Bize Abdülaziz b. Abdullah, ona Süleyman, ona Yahya b. Saîd, ona Nâfi, ona da İbn Ömer (r.anhuma) şöyle demiştir: Biz, Peygamber'in (sav) zamanında, insanlar arasında hayır açısından tercih yapar, en hayırlı Ebu Bekir'i sayardık, sonra Ömer b. Hattâb'ı, sonra Osmân b. Affân'ı (r.anhum).
Bize Hişâm b. Ammar, ona Sadaka b. Halid, ona Zeyd b. Vâkıd, ona Büsr b. Ubeydullah, ona Âizullah Ebu İdris, ona da Ebü'd-Derdâ şöyle söylemiştir: Ben Hz. Peygamber'in (sav) yanında oturuyordum. Bu sırada Ebubekir, elbisesinin eteğini diz kapakları açılıncaya kadar toplamış olarak çıkageldi. Hz. Peygamber (sav) bize: "Arkadaşınız mutlaka biriyle çekişmiş" buyurdu. Ebubekir selam verdi ve 'Ya Rasulallah! Benimle Hattâb oğlu arasında bir şey (bir çekişme) oldu. Ben bu çekişmede aşırı gittim. Sonra pişman oldum ve kendisinden beni affetmesini istedim. Fakat Ömer kabul etmedi. Ben de sana geldim, dedi. Bunun üzerine Rasulullah (sav) üç kere: "Allah seni bağışlasın Ey Ebubekir!" dedi Sonra Ömer de bu dargınlıktan pişman oldu, Ebubekir'in evine gitti ve 'Ebubekir burada mı?' diye sordu. Hayır, burada değil diyerek cevap vermeleri üzerine, Ömer de Hz. Peygamber'in (sav) huzuruna geldi ve O'na selam verdi. Bu sırada Peygamber'in yüzü (öfkelendiği için) değişmeye başladı. Bu durumdan Ebubekir endişe etti ve iki dizi üzerine çökerek iki kez 'Ya Rasulallah! Vallahi bu işte Ömer'den ziyade ben ileri gittim' dedi. Bunun üzerine Hz. Peygamber (sav) şöyle buyurdu: "Şüphesiz Allah beni size peygamber olarak gönderdi. Siz 'yalan söylüyorsun' dediniz. Ebubekir ise; 'Doğru söylüyorsun' dedi ve bana canı ile, malı ile yardımcı oldu. Şimdi sizler benim bu dostumu bana bırakın." Allah Resulü bu sözü iki kez tekrarladı. Ebü'd-Derdâ; 'Bundan sonra Ebubekir hiç incitilmedi' demiştir.

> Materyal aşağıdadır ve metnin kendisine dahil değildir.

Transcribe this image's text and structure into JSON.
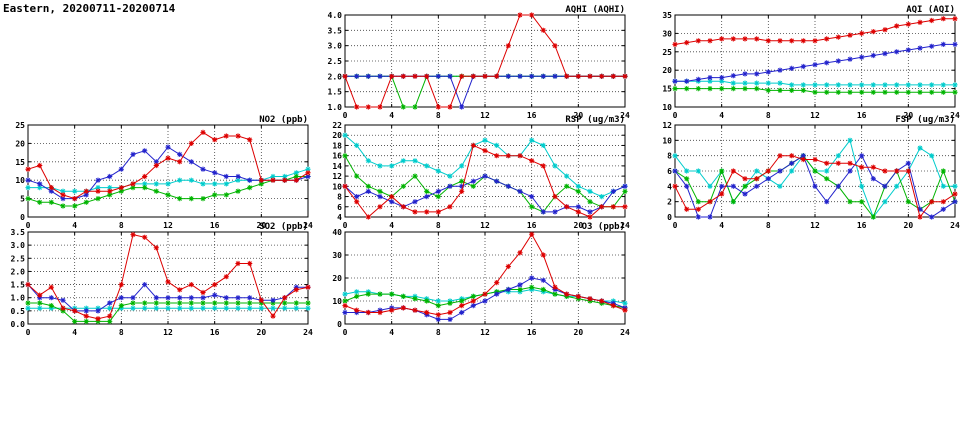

Bize Kuteybe b. Said, ona Malik, ona Abdurrahman b. Kasım, ona da Hz. Aişe şöyle söylemiştir: "Rasulullah (sav) ile birlikte bir yolculuğa çıktık. Beydâ yahut Zatü'l-Ceyş denilen yere vardığımızda gerdanlığım kopup düştü. Onu aramak için Rasulullah (sav) o yerde bekledi, insanlar da onunla beklediler. Su başında olmadıkları gibi yanlarında su da yoktu. Bunun üzerine halk Ebubekir'e gelerek “Âişe'nin yaptığını görüyor musun? Hem Rasulullah'ı (sav) hem de yanındaki insanları yollarından alıkoydu. Bunlar su başında değiller yanlarında su da yok” dediler. Derken Ebubekir yanıma geldi Rasulullah (sav) başını dizime koymuş uyuyordu. Ebubekir (bana) “sen hem Rasulullah'ı (sav) hem de yanındaki insanları yollarından alıkoydun. Bunlar su başında değiller, yanlarında su da yok!” diyerek beni iyice azarladı ve epeyce söylendi. Eliyle de böğrüme vurmaya başladı. Rasulullah (sav) dizimde bulunduğu için hareket de etmedim. Böylece Rasulullah (sav) sabaha kadar susuz olarak uyudu. Bunun üzerine Allah Teâlâ teyemmüm [Mâide, 6] ayetini indirdi ve Ashab teyemmüm ettiler. Üseyd b. Hudayr “bu sizin ilk bereketiniz değildir Ey Ebubekir ailesi!” dedi. Hz. Aişe der ki: Müteakiben üzerinde bulunduğum deveyi kaldırdık gerdanlığı da altında bulduk."
Açıklama: Rivayet muallaktır; Buhari ile İsa b. Musa arasında inkıta vardır. Aynı şekilde İsa ile Rakabe arasında da inkıta vardır (Fethü'l-Bârî, Dârü'l-Ma'rife, VI, 290).